I'm trying to figure out I'm a bit lost with Quick question that's been bugging me - I'm working with an scenario with the `stringr::str_extract` function where it fails to match strings as I anticipated. I'm using R version 4.3.1 and trying to extract email addresses from a character vector. My regex pattern seems correct, but I'm getting `NA` for most of the entries, even though I can see valid email formats in the data.
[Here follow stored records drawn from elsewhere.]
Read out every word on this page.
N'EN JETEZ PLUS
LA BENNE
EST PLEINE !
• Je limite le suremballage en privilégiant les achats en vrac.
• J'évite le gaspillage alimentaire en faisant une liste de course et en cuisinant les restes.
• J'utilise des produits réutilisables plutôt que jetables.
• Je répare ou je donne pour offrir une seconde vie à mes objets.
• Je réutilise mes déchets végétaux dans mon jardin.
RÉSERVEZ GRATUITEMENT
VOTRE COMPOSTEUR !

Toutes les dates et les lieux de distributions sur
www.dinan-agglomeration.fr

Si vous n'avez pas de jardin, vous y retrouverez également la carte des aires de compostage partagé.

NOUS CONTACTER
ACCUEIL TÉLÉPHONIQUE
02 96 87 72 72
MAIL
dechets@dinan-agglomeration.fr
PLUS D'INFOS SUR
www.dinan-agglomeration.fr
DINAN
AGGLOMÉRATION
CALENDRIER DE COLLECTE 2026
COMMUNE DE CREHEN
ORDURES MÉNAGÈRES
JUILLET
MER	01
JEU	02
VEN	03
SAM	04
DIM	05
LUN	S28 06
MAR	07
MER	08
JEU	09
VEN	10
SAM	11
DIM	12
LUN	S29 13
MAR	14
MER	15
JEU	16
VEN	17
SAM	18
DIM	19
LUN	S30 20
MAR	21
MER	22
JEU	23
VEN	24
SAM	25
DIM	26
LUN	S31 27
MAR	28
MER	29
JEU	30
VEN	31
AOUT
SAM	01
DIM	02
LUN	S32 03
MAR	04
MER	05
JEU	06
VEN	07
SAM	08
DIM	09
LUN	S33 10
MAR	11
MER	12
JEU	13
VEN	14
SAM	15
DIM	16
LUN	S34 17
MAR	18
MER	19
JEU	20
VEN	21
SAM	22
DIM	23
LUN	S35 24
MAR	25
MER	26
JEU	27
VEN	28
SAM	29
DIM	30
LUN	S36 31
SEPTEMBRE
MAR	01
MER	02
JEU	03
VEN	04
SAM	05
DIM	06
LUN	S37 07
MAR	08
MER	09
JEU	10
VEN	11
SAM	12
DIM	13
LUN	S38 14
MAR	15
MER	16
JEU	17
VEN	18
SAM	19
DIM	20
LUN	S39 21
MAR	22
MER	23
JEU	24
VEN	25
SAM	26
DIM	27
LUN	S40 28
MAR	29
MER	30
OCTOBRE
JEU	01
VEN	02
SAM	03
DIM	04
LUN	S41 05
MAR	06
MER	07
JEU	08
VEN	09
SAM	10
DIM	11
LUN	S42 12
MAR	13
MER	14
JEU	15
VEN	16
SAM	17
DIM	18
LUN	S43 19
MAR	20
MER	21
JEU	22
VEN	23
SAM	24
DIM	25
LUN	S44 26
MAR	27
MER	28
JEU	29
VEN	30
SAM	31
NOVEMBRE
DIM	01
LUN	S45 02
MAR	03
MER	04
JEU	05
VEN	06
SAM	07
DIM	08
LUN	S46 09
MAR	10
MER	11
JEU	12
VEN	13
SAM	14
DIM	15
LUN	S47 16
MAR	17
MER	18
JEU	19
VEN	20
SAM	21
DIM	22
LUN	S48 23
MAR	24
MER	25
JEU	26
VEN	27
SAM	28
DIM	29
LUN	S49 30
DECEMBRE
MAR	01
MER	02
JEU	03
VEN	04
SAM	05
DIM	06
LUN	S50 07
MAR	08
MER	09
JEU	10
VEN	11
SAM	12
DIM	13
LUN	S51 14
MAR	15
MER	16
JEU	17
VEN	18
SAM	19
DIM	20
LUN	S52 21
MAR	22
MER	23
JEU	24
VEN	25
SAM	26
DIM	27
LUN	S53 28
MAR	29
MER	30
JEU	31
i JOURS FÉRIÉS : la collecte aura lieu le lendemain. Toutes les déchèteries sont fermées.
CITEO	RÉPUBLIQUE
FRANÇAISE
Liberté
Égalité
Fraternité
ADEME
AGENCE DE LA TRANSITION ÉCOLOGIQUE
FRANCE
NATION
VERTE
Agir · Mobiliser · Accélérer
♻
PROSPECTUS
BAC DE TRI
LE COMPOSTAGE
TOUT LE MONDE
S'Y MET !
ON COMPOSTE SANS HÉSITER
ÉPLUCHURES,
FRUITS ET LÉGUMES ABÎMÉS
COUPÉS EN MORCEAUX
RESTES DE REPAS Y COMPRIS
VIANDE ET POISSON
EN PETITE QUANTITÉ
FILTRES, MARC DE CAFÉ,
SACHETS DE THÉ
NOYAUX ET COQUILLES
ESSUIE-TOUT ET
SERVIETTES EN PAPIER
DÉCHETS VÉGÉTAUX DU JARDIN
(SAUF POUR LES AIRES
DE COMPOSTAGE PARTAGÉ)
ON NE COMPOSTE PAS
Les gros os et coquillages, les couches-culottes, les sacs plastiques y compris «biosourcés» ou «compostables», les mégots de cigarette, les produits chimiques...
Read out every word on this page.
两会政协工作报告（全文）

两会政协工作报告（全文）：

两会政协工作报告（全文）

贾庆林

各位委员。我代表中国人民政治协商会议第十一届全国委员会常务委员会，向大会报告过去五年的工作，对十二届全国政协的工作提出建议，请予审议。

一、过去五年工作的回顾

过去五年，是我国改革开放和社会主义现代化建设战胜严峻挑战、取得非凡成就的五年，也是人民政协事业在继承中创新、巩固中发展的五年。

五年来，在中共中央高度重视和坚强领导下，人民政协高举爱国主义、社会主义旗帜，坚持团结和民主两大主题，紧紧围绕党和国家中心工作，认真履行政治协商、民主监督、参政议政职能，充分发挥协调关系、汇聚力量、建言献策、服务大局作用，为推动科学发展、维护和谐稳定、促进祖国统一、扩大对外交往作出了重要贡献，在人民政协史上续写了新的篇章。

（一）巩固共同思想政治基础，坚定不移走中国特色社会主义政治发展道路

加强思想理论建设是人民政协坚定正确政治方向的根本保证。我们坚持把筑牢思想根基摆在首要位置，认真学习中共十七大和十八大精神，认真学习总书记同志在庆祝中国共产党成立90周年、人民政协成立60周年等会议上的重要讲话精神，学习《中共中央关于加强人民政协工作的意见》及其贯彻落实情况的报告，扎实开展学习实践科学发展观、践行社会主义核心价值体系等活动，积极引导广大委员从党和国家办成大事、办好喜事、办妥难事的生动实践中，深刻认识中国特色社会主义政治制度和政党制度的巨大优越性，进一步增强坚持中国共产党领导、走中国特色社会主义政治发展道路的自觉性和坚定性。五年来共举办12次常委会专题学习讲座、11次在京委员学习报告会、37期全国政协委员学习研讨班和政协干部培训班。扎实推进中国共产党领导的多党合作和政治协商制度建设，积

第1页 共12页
Here's the code I'm using: ```r library(stringr) text_data <- c('Contact us at info@example.com', 'Support: support@domain.org', 'No email here', 'hello@world.net is my email') # Regex pattern for extracting emails email_pattern <- '[\w\.-]+@[\w\.-]+\.\w{2,4}' # Extracting emails extracted_emails <- str_extract(text_data, email_pattern) print(extracted_emails) ``` When I run this, the output shows `NA` for 'Contact us at info@example.com' and 'hello@world.net is my email', but for the second entry, it correctly identifies the email. I tried adjusting the regex to account for variations, but the question continues. Is there something I'm missing with how `str_extract` handles text or the regex pattern itself? I'm looking for any insight on why this is happening and how I can properly extract all email addresses from my text data. Is there a better approach? I'm working on a microservice that needs to handle this. Thanks in advance!